If an employer won’t agree to force its employees to pay union dues to keep their jobs, that is not a reason to force it to continue bargaining with a union its employees don’t want.

On November 27, 2012, the United States Court of Appeals for the District of Columbia vacated the National Labor Relations Board’s decision and order in Erie Brush & Manufacturing Corp., 357 NLRB No. 46 (2011), and denied the NLRB’s cross-petition for enforcement. In Erie Brush, although a tentative agreement had been reached on all other noneconomic issues, the company would not agree to a contract provision requiring its employees to pay union dues as a condition of employment or to a provision requiring arbitration of unresolved employee grievances. Moreover, 18 of the company’s 21 employees signed a petition that they no longer wanted to be represented by the union. Consequently, the company declared impasse and withdrew recognition.

A forced unionism provision ("union shop") is a mandatory subject of bargaining. However, agreement to a union shop is not required, and the NLRB is not empowered to impose such an agreement. See H.K. Porter Co. v. NLRB, 397 U.S. 99 (1970). Relying on its decision in CalMat Co., 331 NLRB 1084, 1098 (2000), in Erie Brush the NLRB noted that, although a single critical issue may cause a legitimate bargaining impasse, the party claiming a single-issue impasse must establish (1) existence of a good-faith impasse, (2) the issue must be critical, and (3) there can be no further progress in negotiations until the impasse over the critical issue is resolved.

The NLRB majority held that no impasse had been reached, and withdrawal of recognition was unlawful, because the union’s suggestion that the parties seek mediation indicated that further bargaining would not be futile, and because the union’s position moved some on its arbitration demand, suggesting progress on the forced unionism provision also was possible. The Board ordered the company to recognize the union and resume bargaining with it for at least six months.

On review, the D.C. Circuit began by noting that the NLRB did not dispute that forced unionism was a critical issue satisfying CalMat’s second factor. Regarding CalMat’s first factor, the court concluded that the union negotiator’s suggestion of mediation did not undercut a finding of impasse, because he also commented that the union had no room to compromise on the forced unionism provision or arbitration. The court agreed with Board Member Hayes’s Erie Brush dissent that the union’s "’mere invocation’ of mediation does not ‘somehow magically ward[] off a deadlock.’"

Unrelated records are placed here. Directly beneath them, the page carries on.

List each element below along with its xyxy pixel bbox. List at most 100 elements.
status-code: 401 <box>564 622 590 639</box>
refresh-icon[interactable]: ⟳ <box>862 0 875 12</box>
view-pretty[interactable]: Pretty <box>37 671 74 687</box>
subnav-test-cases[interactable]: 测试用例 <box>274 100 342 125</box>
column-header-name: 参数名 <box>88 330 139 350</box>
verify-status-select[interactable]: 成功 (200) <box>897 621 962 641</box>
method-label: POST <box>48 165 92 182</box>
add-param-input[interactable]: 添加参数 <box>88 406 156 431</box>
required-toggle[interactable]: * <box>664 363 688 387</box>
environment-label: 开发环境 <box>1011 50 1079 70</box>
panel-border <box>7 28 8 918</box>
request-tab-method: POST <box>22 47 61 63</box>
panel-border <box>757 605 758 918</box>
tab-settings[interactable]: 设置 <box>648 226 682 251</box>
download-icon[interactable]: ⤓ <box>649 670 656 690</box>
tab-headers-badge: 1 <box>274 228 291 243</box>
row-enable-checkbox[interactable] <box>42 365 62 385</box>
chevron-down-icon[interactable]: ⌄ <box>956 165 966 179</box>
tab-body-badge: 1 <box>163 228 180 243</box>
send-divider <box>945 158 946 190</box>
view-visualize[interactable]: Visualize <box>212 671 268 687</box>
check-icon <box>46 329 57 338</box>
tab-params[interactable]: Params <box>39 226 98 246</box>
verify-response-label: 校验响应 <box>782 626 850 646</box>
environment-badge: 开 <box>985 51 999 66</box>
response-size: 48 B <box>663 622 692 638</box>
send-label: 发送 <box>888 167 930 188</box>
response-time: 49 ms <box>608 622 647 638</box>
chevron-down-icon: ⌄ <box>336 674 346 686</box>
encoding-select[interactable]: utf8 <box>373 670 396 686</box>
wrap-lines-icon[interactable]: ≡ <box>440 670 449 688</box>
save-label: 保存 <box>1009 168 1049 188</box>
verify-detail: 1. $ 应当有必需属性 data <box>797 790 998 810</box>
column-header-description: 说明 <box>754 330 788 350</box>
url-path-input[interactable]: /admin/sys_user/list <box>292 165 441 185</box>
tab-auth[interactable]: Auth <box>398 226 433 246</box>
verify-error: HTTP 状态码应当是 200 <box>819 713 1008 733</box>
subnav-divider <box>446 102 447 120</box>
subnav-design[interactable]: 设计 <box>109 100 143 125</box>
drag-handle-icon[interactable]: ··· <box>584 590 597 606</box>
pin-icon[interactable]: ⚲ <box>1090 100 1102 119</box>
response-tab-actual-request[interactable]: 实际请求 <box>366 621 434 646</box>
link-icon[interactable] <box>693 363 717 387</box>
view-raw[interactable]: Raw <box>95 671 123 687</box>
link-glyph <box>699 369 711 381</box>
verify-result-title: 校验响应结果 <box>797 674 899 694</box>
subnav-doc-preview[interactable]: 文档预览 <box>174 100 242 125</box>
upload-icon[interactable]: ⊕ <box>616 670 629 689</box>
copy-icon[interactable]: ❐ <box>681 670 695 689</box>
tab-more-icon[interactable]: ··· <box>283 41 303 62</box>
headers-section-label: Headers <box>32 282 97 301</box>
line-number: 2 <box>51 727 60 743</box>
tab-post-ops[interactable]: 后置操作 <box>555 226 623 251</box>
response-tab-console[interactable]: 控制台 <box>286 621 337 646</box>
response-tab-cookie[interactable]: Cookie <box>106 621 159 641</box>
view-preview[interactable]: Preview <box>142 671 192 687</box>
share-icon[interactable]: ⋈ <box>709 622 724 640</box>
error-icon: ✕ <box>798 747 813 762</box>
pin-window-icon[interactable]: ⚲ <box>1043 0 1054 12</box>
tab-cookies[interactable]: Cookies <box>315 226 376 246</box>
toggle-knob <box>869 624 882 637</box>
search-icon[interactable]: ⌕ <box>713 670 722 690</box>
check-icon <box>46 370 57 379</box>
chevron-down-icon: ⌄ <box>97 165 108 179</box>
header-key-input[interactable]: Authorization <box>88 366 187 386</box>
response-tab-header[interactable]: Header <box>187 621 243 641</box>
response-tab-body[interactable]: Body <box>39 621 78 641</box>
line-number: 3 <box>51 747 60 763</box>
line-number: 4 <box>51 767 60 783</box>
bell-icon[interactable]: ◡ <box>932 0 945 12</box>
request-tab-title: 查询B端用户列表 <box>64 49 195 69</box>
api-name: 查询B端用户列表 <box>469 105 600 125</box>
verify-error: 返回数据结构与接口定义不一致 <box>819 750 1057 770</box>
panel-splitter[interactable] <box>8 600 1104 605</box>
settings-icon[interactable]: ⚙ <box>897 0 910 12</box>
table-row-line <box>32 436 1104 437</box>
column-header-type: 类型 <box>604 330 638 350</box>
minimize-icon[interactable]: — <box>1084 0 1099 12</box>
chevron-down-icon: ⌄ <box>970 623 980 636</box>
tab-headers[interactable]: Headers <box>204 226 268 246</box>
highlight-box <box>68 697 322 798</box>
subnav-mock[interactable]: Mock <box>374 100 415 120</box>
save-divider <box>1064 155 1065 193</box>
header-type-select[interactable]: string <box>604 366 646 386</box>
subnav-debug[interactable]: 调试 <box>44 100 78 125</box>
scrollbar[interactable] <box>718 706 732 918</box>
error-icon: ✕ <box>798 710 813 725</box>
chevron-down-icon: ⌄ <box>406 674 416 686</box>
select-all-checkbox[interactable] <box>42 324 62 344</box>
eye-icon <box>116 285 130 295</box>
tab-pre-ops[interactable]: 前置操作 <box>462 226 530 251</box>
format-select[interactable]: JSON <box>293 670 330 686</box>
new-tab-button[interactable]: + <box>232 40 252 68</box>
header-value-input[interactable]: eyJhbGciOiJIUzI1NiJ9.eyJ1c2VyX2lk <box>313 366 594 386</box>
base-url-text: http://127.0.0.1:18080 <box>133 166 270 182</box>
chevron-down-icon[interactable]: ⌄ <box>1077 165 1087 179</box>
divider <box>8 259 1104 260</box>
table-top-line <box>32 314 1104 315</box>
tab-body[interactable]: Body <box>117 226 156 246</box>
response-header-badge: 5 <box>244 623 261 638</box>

The court also rejected the NLRB majority’s reliance on the company negotiator’s post-impasse comment that he would continue discussing issues with the union. In Laurel Bay Health & Rehabilitation Center v. NLRB, 666 F.3d 1365, 1375 (D.C. Cir. 2012), the court had held that the NLRB cannot rely on a party’s post-impasse conduct to find no impasse. Applying that holding, the Erie Brush court noted that "a negotiating agent’s bare promise to continue discussing with his principal the topics of negotiations does not imply any moderation in the party’s position."

Regarding CalMat‘s third factor — whether the critical impasse over the forced unionism provision led to the negotiation’s overall breakdown, the court found that both parties made clear that there could be no agreement without resolution of that issue. The court characterized the NLRB’s claim that one party could change its position as nothing but "rank speculation" and criticized the NLRB’s reasoning — "’You never know’ is no substitute for substantial evidence."

The court, therefore, vacated the Board’s order requiring the company to recognize and negotiate with the union its employees had repudiated.